DEKALB COUNTY: Probe ‘much ado about nothing,’ Bolton says
The Atlanta Journal-Constitution
Wednesday, April 22, 2009
Former DeKalb County police Chief Terrell Bolton called an investigation claiming he tried to hide confiscated luxury cars and misused comp time “much ado about nothing.”
A DeKalb County Sheriff’s Office report alleges Bolton had documents falsified to hide a $32,000 Range Rover and a $55,000 Mercedes he kept for his personal use. In addition, investigators say, the former chief took nearly two months of unapproved comp time.
Bolton, reached by phone Tuesday evening as he boarded a plane from Atlanta to Dallas, called the report “Mickey Mouse,” and said the Sheriff’s Office violated his rights.
“I never had a chance to address any of those issues before this report was written,” he said.
The Atlanta Journal-Constitution has requested the February investigation results through the Georgia Open Records Act, but a copy was published Monday on blogger Jim Walls’ Web site Atlanta Unfiltered.
The 53-page report showed interviews with about a dozen police employees, including several deputy and assistant chiefs.
According to the report, a police car pool officer named Tip Green told sheriff’s investigators that Bolton told him to “hide” the luxury vehicles. “Bolton said … he did not want them showing up in his cost center,” Green told investigators.

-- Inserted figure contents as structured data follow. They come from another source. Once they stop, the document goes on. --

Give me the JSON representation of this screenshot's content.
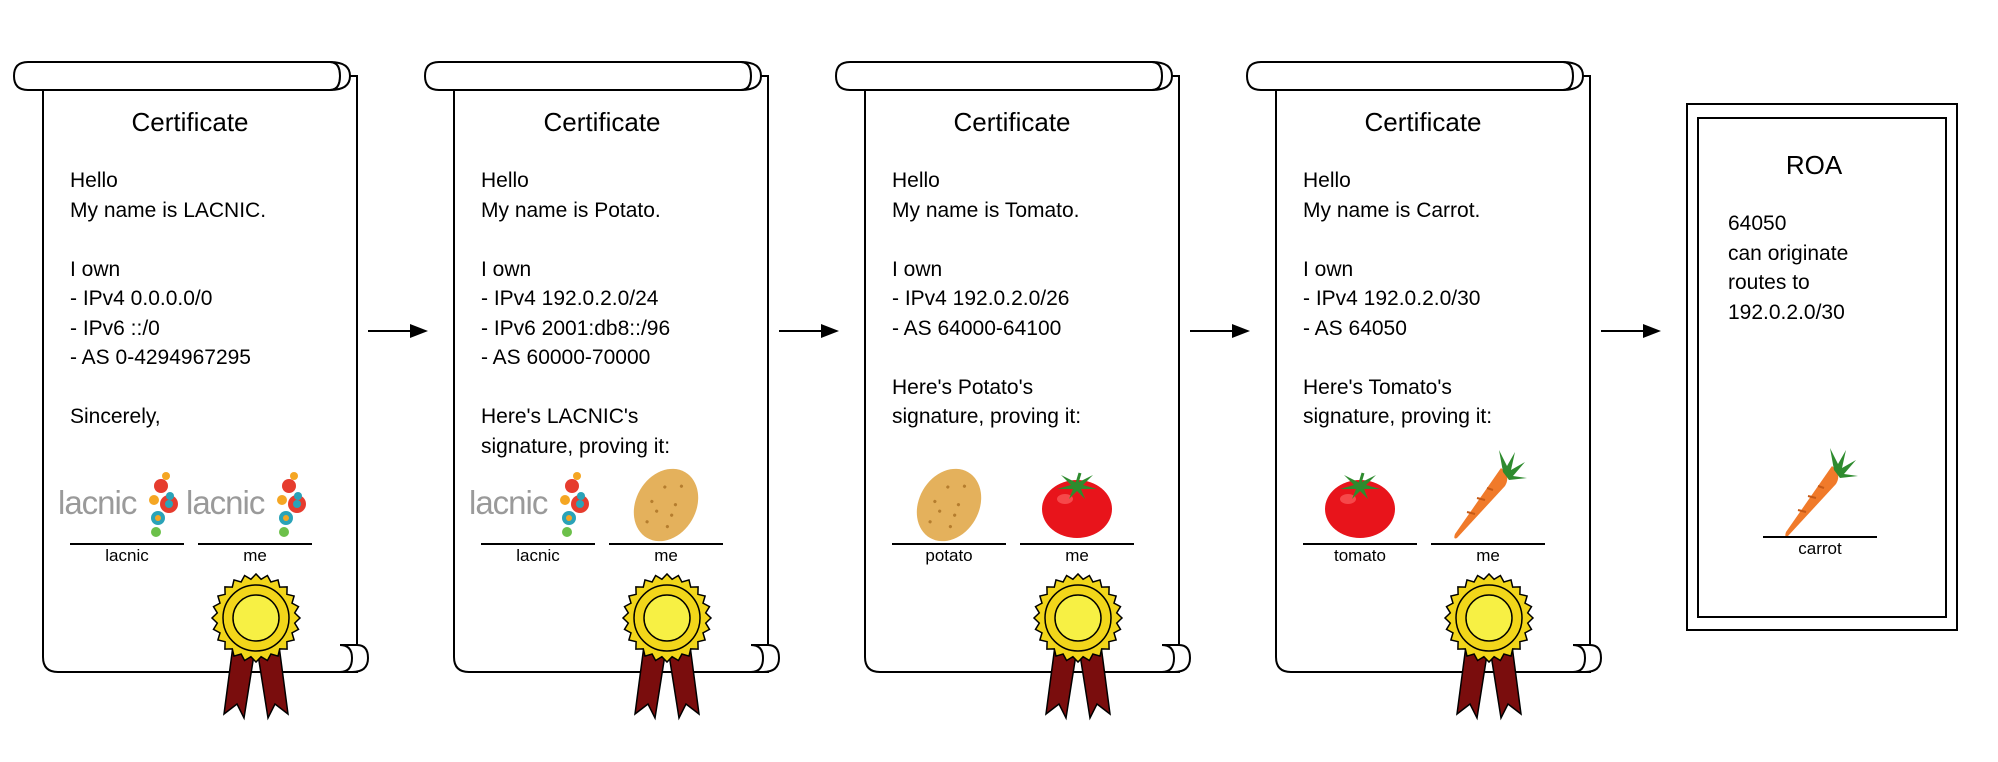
{
  "certificates": [
    {
      "title": "Certificate",
      "body": "Hello\nMy name is LACNIC.\n\nI own\n- IPv4 0.0.0.0/0\n- IPv6 ::/0\n- AS 0-4294967295\n\nSincerely,",
      "signatures": [
        {
          "caption": "lacnic",
          "icon": "lacnic-logo",
          "logo_text": "lacnic"
        },
        {
          "caption": "me",
          "icon": "lacnic-logo",
          "logo_text": "lacnic"
        }
      ],
      "seal_icon": "award-ribbon-icon"
    },
    {
      "title": "Certificate",
      "body": "Hello\nMy name is Potato.\n\nI own\n- IPv4 192.0.2.0/24\n- IPv6 2001:db8::/96\n- AS 60000-70000\n\nHere's LACNIC's\nsignature, proving it:",
      "signatures": [
        {
          "caption": "lacnic",
          "icon": "lacnic-logo",
          "logo_text": "lacnic"
        },
        {
          "caption": "me",
          "icon": "potato-icon"
        }
      ],
      "seal_icon": "award-ribbon-icon"
    },
    {
      "title": "Certificate",
      "body": "Hello\nMy name is Tomato.\n\nI own\n- IPv4 192.0.2.0/26\n- AS 64000-64100\n\nHere's Potato's\nsignature, proving it:",
      "signatures": [
        {
          "caption": "potato",
          "icon": "potato-icon"
        },
        {
          "caption": "me",
          "icon": "tomato-icon"
        }
      ],
      "seal_icon": "award-ribbon-icon"
    },
    {
      "title": "Certificate",
      "body": "Hello\nMy name is Carrot.\n\nI own\n- IPv4 192.0.2.0/30\n- AS 64050\n\nHere's Tomato's\nsignature, proving it:",
      "signatures": [
        {
          "caption": "tomato",
          "icon": "tomato-icon"
        },
        {
          "caption": "me",
          "icon": "carrot-icon"
        }
      ],
      "seal_icon": "award-ribbon-icon"
    }
  ],
  "roa": {
    "title": "ROA",
    "body": "64050\ncan originate\nroutes to\n192.0.2.0/30",
    "signature": {
      "caption": "carrot",
      "icon": "carrot-icon"
    }
  },
  "colors": {
    "seal_gold": "#f2d61a",
    "seal_ribbon": "#7a0d0d",
    "tomato_red": "#e8141b",
    "potato_tan": "#e4b15c",
    "carrot_orange": "#f07a2a",
    "leaf_green": "#2e8b2e",
    "lacnic_gray": "#9a9a9a"
  }
}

Assistant police Chief Karen Anderson told investigators on Feb. 16 that in late 2008, she warned Bolton that keeping the vehicles was against federal law.
DeKalb Chief Executive Burrell Ellis fired Bolton in February after a lengthy investigation and accusations that Bolton misused county property and overused compensatory time.
Bolton, a contract employee for the county, is appealing his firing.
“Whether it’s through the appeals process or federal court, we’re going to get justice,” Bolton said.
Another part of the report showed that Bolton recorded 448 hours, or 56 days, of unapproved compensatory time from September 2007 to this past December. Bolton previously said that former DeKalb CEO Vernon Jones had approved his comp time.
Jones’ chief of staff Ann Kimbrough had approved roughly 24 comp days between February and August 2007, according to the investigation. But in a note dated Oct. 23, 2007, that was attached to one of Bolton’s requests, Kimbrough said, “I am no longer signing these for the chief.”